Ad avviso del Collegio il ricorso va dichiarato inammissibile in quanto redatto in violazione della prescrizione di cui all’art. 366 c.p.c., comma 1, n. 3, essendo del tutto carente l’esposizione sommaria dei fatti di causa, impedendo in tale modo all’atto di poter raggiungere la sua finalità.

A tal fine va ricordato che secondo la giurisprudenza di questa Corte (cfr. Cass. n. 16103/2016) il requisito dell’esposizione sommaria dei fatti, prescritto a pena d’inammissibilità del ricorso per cassazione, è funzionale alla completa e regolare instaurazione del contraddittorio ed è soddisfatto laddove il contenuto dell’atto consenta di avere una chiara e completa cognizione dei fatti che hanno originato la controversia e dell’oggetto dell’impugnazione, senza dover ricorrere ad altre fonti o atti, sicchè impone alla parte ricorrente, sempre che la sentenza gravata non impinga proprio per questa ragione in un’apparenza di motivazione, di sopperire ad eventuali manchevolezze della stessa decisione nell’individuare il fatto sostanziale e soprattutto processuale (conf., ex multis, Cass. n. 24291/2016; Cass. S.U. n. 11653/2006).

Nella fattispecie il ricorrente premette unicamente di avere impugnato la decisione della Commissione Territoriale per il Riconoscimento della Protezione Internazionale di Monza, senza minimamente indicare le ragioni poste a fondamento dell’iniziale richiesta, nè specificare quale fosse stato il contenuto del provvedimento negativo impugnato, nè si perita di indicare le ragioni che sostenevano la sua impugnazione.
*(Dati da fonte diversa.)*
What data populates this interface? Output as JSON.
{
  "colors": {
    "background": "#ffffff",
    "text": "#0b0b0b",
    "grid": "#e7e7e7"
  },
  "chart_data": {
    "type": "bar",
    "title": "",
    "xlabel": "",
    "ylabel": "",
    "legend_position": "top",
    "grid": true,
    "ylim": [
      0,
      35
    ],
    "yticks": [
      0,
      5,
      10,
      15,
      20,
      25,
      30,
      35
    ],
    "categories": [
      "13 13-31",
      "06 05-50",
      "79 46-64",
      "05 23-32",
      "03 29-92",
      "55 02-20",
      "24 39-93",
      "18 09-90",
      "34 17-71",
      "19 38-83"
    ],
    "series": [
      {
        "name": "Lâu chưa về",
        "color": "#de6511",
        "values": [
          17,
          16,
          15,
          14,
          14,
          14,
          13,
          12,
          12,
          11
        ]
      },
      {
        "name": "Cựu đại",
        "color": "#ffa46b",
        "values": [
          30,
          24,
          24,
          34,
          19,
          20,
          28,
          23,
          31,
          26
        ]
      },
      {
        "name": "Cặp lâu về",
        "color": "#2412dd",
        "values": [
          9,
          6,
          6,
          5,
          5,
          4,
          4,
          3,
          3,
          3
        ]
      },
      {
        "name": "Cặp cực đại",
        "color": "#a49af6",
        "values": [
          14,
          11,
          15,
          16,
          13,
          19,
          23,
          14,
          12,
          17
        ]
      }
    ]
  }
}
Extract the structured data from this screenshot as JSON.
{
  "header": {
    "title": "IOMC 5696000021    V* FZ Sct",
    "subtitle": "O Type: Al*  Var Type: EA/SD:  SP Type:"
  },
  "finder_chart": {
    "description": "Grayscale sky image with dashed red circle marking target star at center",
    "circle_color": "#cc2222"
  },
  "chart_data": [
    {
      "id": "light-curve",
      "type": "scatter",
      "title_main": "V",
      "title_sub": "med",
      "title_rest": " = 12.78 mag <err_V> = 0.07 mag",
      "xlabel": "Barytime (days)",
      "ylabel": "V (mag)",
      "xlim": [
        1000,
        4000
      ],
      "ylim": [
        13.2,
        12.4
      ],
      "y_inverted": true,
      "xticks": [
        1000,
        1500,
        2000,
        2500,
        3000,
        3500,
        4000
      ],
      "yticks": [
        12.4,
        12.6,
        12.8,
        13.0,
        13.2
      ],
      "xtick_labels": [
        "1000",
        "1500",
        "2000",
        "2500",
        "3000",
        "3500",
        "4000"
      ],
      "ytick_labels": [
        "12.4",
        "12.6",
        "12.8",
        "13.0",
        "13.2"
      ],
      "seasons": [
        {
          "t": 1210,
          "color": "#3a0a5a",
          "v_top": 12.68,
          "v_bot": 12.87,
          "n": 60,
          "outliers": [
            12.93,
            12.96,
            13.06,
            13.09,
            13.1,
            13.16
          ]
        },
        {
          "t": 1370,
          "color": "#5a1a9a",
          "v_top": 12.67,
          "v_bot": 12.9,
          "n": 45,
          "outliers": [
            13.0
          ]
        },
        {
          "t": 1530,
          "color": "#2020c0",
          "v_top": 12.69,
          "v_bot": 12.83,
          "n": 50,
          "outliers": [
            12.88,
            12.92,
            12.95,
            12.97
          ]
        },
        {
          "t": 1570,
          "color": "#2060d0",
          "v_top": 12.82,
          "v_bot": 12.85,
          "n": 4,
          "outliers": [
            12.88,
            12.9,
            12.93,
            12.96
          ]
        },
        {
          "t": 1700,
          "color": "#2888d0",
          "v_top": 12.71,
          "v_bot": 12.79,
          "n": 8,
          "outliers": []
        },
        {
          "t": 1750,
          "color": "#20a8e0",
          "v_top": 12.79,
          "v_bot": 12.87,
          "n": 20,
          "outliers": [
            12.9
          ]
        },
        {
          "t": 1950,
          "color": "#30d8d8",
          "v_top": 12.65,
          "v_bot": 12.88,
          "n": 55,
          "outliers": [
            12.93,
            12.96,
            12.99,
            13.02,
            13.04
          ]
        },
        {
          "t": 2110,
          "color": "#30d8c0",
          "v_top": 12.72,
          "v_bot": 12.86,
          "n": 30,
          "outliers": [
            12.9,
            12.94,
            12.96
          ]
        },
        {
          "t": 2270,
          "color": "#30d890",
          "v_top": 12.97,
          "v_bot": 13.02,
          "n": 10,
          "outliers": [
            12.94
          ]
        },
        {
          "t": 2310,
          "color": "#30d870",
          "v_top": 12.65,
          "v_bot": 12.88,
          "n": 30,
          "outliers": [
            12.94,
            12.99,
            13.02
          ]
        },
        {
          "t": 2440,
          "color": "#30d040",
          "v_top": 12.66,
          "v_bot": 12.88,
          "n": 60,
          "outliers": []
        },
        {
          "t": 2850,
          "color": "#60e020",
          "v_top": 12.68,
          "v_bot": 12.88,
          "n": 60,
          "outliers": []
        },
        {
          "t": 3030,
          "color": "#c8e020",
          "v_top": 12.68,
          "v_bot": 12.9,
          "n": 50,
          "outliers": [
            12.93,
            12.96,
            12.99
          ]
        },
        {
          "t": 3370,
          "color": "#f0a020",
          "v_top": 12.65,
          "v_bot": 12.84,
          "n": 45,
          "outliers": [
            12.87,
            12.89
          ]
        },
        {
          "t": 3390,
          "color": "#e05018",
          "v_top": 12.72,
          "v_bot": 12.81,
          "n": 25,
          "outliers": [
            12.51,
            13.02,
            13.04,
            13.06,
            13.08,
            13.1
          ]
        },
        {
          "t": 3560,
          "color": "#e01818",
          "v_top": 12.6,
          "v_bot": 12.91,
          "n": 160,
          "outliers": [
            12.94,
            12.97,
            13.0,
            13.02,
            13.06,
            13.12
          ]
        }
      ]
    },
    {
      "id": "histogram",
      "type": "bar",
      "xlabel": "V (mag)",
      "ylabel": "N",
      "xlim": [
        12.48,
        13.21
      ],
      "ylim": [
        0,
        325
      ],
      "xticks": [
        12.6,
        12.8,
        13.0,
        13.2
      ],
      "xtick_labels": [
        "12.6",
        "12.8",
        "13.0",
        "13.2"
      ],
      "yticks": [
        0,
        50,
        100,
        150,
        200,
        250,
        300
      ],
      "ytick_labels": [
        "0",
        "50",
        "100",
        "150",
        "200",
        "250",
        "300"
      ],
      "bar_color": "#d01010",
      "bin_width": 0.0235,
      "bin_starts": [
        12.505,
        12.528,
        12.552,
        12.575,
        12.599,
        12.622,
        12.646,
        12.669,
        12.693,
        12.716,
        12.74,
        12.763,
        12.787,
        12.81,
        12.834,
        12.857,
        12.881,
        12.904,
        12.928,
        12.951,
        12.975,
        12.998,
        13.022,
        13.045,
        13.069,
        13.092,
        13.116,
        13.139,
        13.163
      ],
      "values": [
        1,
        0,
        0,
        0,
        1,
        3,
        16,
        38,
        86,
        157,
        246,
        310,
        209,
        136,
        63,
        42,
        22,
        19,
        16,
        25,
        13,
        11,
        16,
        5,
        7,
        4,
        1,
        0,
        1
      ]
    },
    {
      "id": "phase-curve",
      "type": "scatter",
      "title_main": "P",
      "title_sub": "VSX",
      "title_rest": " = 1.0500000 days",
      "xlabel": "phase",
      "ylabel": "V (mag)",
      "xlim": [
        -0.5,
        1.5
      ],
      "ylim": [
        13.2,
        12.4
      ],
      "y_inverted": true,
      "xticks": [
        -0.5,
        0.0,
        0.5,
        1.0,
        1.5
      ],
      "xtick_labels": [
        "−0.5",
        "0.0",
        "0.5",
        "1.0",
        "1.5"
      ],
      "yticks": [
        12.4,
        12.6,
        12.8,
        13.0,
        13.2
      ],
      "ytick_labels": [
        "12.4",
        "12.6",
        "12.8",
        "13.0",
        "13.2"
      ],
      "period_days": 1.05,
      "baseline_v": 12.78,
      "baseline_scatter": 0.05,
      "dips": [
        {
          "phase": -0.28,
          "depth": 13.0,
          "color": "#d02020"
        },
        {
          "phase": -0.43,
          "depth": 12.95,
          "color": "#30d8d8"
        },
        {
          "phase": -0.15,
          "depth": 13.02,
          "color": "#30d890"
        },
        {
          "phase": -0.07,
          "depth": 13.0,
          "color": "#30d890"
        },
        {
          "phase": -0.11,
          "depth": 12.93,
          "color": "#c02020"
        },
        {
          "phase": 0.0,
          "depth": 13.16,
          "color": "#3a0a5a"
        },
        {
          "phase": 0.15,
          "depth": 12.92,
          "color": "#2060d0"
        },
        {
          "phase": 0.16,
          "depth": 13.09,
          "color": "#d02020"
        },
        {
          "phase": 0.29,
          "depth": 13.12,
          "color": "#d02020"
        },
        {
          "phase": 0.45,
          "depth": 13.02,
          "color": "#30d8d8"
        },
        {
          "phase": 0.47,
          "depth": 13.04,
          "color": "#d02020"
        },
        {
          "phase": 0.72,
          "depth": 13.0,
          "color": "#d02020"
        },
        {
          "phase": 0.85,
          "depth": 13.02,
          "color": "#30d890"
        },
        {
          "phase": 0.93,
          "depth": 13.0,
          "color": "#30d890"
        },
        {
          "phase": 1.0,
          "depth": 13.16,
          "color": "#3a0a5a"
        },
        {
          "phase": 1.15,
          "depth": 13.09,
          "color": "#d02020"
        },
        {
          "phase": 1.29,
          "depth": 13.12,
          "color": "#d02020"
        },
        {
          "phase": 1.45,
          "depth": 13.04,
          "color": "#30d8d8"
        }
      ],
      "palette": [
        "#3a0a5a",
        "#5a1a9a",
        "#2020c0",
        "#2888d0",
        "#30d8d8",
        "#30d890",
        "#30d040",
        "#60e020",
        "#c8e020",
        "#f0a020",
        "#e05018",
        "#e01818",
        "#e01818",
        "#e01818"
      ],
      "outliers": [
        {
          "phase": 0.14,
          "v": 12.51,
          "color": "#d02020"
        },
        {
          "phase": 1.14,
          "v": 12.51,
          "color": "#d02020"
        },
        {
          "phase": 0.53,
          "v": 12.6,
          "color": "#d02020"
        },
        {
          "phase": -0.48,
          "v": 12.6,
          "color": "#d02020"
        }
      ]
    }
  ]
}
Appare quindi evidente come la concreta formulazione del ricorso, priva di una soddisfacente indicazione delle domande avanzate e delle ragioni delle difese assunte dalle parti nel corso del giudizio, non soddisfi il precetto normativo sopra richiamato, e che da ciò derivi l’inammissibilità del gravame. Per tutto quanto sopra esposto, va dichiarato inammissibile il ricorso.

Non v’è luogo a provvedere sulle spese processuali, non avendo l’intimato svolto attività difensiva.

PQM

La Corte dichiara inammissibile il ricorso.

Ai sensi del D.P.R. n. 115 del 2002, art. 13, comma 1 quater, dà atto della sussistenza dei presupposti processuali per il versamento, da parte del ricorrente, dell’ulteriore importo a titolo di contributo unificato, pari a quello per il ricorso, ove dovuto, a norma dello stesso art. 13, comma 1 bis.

Così deciso in Roma, il 22 settembre 2020.